La palabra cuarentena proviene del latín “quadraginta” que representa diez veces cuatro. Éste a su vez, se deriva del término protoindoeuropeo “*ktr-Komt-hz” que significa cuadro décadas. De allí se devienen las expresiones “cuarenta” y “quadragesimus”.
Desde la antigüedad, dicho concepto fue empleado para aislar, por razones sanitarias, a las personas que se consideraban impuras. Los primeros datos de tal costumbre se remontan al libro de Levítico 12:1-8, en el cual la ley de Moisés exige que las mujeres que hayan dado a luz a un varón guarden 7 días de purificación hasta la circuncisión y después de ello 33 días adicionales para purificarse del flujo de sangre. Durante la edad media, son conocidas las medidas adoptadas en Europa para evitar la propagación de la “peste negra”. Hace un siglo se retomaron estas prácticas para combatir la “gripe española” que, al igual que el actual SARS-CoV-2, amenazó la estabilidad social en los albores de la pasada centuria.
La decisión adoptada por los gobiernos actuales no es nueva. Es la misma fórmula empleada desde hace 3.500 años para proteger las comunidades que se perciben amenazadas por una enfermedad inexplicable. Con todo, aunque su uso está lejos de desaparecer, sus logros sí son cuestionables.
Algunas naciones, como la nuestra, han hecho de la cuarentena su mantra. Aunque en un inicio nuestro presidente demostró mesura y sindéresis en el manejo de la crisis, la extensión del confinamiento hasta el 1 de agosto (y tal vez lo continúe extendiendo como lo ha hecho durante los últimos meses) desborda lo racional y denota su pánico frente a la actual crisis. Parece más concentrado en salvar su responsabilidad histórica que en recuperar el país de la debacle en la cual se está sumiendo.
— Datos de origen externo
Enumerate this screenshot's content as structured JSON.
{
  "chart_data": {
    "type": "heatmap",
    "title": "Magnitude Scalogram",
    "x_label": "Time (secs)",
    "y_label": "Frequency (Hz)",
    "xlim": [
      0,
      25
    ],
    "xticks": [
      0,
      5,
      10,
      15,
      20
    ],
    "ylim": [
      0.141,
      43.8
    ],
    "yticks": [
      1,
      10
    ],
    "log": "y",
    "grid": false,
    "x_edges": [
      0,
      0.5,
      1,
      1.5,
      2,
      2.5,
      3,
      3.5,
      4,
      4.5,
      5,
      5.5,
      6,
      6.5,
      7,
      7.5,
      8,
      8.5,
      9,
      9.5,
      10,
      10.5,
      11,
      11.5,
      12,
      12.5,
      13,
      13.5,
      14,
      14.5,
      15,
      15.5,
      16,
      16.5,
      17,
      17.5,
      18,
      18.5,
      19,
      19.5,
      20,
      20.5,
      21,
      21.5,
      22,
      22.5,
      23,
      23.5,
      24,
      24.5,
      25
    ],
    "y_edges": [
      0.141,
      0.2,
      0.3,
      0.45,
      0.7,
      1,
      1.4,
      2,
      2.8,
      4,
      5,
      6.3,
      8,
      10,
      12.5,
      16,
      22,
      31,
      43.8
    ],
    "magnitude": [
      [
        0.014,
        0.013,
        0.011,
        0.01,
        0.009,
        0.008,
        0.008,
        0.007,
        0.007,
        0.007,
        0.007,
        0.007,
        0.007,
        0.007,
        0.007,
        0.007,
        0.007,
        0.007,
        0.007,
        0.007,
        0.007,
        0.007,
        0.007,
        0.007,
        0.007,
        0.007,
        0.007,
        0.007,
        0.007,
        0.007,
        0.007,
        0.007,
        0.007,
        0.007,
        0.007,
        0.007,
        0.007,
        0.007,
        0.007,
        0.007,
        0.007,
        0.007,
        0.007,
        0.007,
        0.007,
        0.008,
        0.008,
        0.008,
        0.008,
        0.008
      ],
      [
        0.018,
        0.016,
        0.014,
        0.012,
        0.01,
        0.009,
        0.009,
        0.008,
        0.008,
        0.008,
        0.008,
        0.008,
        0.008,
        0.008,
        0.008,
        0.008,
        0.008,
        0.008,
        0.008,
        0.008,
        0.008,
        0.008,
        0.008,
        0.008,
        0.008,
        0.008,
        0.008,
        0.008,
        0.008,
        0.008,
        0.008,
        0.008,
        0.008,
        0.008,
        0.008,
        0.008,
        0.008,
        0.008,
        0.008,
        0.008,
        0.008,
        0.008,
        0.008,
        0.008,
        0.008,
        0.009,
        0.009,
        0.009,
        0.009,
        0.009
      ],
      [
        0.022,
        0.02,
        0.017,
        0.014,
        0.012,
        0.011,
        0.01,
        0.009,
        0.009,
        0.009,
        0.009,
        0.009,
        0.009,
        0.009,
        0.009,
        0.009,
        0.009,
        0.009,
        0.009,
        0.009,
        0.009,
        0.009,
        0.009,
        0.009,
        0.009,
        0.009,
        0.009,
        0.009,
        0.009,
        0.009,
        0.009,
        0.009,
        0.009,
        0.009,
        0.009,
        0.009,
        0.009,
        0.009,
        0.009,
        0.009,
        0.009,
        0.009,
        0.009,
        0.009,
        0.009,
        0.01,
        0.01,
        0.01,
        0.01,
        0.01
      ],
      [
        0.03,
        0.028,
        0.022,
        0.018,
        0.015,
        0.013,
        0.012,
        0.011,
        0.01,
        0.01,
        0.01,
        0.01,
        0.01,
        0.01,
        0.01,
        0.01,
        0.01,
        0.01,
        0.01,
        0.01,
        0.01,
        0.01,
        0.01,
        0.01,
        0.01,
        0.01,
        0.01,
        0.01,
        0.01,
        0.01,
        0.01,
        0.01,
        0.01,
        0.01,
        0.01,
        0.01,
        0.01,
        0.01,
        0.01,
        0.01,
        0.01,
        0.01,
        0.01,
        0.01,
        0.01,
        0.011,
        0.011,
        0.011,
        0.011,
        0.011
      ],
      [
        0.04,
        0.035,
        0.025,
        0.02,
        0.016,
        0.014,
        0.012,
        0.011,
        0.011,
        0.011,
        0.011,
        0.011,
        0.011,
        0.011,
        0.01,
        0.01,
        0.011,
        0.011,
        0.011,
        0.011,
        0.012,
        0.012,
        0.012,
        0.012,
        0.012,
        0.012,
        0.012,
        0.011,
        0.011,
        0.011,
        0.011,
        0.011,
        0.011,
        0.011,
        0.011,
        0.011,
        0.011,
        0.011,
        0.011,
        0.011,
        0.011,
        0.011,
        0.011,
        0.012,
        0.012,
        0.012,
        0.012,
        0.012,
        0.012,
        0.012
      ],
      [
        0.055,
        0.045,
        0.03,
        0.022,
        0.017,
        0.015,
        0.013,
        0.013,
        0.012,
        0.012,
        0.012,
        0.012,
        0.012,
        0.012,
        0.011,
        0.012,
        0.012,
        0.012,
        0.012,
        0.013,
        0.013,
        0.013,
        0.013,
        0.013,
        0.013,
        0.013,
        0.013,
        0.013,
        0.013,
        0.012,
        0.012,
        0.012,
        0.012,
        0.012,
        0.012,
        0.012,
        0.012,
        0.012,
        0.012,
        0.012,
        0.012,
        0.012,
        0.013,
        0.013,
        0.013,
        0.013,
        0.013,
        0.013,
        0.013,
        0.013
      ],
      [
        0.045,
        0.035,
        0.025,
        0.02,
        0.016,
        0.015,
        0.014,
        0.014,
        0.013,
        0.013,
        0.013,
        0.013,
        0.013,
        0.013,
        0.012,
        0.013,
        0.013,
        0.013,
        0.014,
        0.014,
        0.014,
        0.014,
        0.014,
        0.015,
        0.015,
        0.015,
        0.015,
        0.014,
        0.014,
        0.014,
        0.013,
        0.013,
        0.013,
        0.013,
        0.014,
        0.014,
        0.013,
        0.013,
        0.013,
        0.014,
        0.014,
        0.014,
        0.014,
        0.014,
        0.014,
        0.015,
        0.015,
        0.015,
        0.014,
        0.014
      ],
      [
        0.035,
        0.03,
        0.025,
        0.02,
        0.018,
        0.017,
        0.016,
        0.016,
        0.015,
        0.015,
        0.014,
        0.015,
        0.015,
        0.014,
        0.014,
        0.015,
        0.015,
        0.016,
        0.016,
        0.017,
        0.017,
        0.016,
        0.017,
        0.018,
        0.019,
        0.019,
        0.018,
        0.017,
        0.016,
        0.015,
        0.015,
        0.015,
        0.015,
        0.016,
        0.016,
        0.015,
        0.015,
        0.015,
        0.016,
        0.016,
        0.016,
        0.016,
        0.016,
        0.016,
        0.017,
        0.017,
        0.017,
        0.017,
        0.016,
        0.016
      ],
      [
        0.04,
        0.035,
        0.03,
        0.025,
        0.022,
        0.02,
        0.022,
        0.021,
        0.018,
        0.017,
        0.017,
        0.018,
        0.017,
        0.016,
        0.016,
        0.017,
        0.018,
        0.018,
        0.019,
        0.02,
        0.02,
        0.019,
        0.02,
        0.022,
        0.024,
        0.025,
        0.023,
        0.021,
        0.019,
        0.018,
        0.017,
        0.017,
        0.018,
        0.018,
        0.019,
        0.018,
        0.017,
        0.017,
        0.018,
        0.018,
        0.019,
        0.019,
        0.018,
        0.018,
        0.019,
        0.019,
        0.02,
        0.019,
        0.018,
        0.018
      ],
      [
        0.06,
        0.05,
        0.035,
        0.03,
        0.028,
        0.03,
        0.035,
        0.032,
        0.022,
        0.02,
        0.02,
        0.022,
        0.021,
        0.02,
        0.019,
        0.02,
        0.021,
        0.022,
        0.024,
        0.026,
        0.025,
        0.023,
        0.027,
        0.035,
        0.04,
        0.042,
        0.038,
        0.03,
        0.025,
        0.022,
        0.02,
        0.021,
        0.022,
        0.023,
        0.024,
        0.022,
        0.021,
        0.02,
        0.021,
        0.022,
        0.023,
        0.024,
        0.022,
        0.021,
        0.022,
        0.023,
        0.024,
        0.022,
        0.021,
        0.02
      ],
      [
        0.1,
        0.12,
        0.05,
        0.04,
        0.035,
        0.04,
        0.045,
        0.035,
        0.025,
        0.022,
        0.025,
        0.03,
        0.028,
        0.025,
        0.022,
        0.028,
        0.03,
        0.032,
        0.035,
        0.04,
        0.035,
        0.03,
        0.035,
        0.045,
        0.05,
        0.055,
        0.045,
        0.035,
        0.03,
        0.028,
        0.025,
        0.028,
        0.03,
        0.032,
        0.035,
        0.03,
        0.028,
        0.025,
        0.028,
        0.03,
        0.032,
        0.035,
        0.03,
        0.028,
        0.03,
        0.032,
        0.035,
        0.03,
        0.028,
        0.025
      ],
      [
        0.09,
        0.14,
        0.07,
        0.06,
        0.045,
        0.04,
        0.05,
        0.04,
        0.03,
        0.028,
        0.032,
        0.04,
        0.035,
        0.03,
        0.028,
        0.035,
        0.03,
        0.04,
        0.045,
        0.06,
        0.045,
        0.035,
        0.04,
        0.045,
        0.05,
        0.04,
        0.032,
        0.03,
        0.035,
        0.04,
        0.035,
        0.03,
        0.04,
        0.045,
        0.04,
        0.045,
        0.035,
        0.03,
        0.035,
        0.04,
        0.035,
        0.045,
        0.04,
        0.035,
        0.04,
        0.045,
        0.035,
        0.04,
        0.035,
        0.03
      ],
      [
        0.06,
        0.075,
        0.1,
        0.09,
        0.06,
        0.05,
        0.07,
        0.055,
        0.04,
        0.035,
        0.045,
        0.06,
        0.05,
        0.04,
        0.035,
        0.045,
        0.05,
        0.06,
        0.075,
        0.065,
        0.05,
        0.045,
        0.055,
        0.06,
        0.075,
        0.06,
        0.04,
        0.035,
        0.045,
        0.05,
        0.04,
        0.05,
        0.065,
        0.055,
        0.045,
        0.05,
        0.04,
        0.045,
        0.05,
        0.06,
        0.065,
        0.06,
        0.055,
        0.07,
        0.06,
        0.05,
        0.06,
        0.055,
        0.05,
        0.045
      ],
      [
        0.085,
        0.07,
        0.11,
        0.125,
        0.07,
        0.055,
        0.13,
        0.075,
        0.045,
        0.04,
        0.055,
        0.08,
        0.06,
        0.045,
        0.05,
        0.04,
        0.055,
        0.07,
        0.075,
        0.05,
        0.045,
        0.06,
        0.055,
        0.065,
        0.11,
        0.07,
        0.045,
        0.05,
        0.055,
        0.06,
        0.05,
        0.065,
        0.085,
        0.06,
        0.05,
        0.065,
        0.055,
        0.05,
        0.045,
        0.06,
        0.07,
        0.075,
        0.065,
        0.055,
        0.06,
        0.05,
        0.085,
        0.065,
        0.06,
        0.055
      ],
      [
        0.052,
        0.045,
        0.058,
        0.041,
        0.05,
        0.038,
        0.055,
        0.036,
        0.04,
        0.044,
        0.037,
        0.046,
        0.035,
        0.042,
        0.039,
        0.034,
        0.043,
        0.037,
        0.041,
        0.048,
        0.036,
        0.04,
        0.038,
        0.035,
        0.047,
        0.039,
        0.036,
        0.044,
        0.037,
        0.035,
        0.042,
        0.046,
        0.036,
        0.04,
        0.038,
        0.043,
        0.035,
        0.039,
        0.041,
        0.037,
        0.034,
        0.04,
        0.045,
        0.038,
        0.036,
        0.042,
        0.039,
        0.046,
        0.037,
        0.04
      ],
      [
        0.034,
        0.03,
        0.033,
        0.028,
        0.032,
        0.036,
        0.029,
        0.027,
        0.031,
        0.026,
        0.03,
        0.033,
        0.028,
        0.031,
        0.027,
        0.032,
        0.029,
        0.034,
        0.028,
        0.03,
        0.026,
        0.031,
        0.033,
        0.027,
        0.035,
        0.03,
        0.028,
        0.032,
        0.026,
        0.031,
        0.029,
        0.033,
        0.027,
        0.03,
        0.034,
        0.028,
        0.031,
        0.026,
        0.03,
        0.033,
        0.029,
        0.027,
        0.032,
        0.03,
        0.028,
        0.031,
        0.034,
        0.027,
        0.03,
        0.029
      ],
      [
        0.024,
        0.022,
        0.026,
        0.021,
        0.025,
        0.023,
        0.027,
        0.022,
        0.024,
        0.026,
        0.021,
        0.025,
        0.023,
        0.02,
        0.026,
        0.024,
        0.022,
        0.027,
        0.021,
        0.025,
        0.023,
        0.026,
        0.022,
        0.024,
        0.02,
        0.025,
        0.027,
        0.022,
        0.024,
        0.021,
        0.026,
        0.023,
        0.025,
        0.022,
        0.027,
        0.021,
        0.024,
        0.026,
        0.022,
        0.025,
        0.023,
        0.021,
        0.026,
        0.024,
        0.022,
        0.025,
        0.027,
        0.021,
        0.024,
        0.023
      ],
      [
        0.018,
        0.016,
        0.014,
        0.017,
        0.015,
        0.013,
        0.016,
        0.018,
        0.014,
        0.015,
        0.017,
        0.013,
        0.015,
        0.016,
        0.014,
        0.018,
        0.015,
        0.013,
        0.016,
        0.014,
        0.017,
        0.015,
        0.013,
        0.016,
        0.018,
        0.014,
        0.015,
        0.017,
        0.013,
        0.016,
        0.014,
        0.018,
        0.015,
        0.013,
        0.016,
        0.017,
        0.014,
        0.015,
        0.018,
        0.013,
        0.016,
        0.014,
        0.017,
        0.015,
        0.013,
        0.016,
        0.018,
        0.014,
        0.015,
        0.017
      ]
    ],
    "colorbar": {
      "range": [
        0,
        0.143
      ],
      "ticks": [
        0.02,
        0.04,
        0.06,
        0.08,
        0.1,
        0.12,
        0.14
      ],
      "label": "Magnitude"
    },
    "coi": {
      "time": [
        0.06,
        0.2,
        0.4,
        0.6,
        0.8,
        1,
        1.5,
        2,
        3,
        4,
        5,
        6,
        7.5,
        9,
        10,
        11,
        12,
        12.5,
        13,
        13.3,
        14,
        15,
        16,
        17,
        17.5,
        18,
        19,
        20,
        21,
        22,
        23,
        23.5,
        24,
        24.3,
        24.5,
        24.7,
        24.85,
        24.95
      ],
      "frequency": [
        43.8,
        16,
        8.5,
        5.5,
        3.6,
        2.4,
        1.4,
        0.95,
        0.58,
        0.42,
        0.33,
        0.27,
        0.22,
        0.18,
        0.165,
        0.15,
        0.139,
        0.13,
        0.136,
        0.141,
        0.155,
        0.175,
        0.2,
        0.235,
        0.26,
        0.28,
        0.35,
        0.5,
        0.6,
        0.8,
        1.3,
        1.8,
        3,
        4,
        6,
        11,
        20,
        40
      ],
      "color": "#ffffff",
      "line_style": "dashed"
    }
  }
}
Los réditos que dejan las normas de clausura desaniman al más optimista. Al momento de decretar el encierro inicial, nuestro país reportaba 481 casos activos y 4 fallecimientos. A la fecha, después de 8 extensiones de la cuarentena y de tener uno de los periodos de receso más largos en el mundo que el coronavirus haya exigido, los resultados son funestos. Durante 104 días de parálisis el virus ha multiplicado 258 veces el número de casos activos y los fallecimientos se han incrementado 1.089 veces. Esto es aberrante. Claramente algo ha fallado, algo se está haciendo mal o algo no se ha hecho. Es inadmisible que después de someter la economía nacional a este extenuante periodo de quietud y de contar con la chequera abierta para disponer de los recursos de la nación y de su endeudamiento a diestra y siniestra, los beneficios sean tan deprimentes. Claramente el presidente Iván Duque no se formó en medicina, ni es virólogo ni experto en contención de agentes infecciosos. No obstante, sí es necesario demandar de los rectores de la política de salud pública, ejecuciones más concretas en la lucha contra el nuevo coronavirus. ¿Por qué estas medidas de aislamiento fueron exitosas en Francia, España o Italia y son un fiasco en Colombia?
Con su actitud, el presidente les sirve a dos amos al mismo tiempo. A los epidemiólogos que aconsejan guardarse en cuatro paredes hasta que cese la amenaza y a los economistas que claman a gritos por una apertura que sirva de salvavidas a las pequeñas empresas. ¡Un riguroso distanciamiento social debe ser la consigna! De lo contrario los pequeños comerciantes, los tenderos, las modistas, los profesionales, los abogados, los odontólogos seguirán padeciendo los efectos de un encierro irracional que ya ha demostrado su rotundo fracaso en Colombia.
Muchos estarán en desacuerdo con la presente columna. Lo sé. Algunos elogiarán que gracias a los cien días de letargo y ascetismo las cifras no son peores. Esto puede ser cierto. Sin embargo, con la actual tasa de crecimiento el sacrificio realizado será un esfuerzo inútil, pues más temprano que tarde, veremos los indicadores en rojo, como si no se hubiera hecho absolutamente nada para contener el covid.
Presidente, evalúe sus resultados y considere cuanto antes si es hora de un cambio de asesores.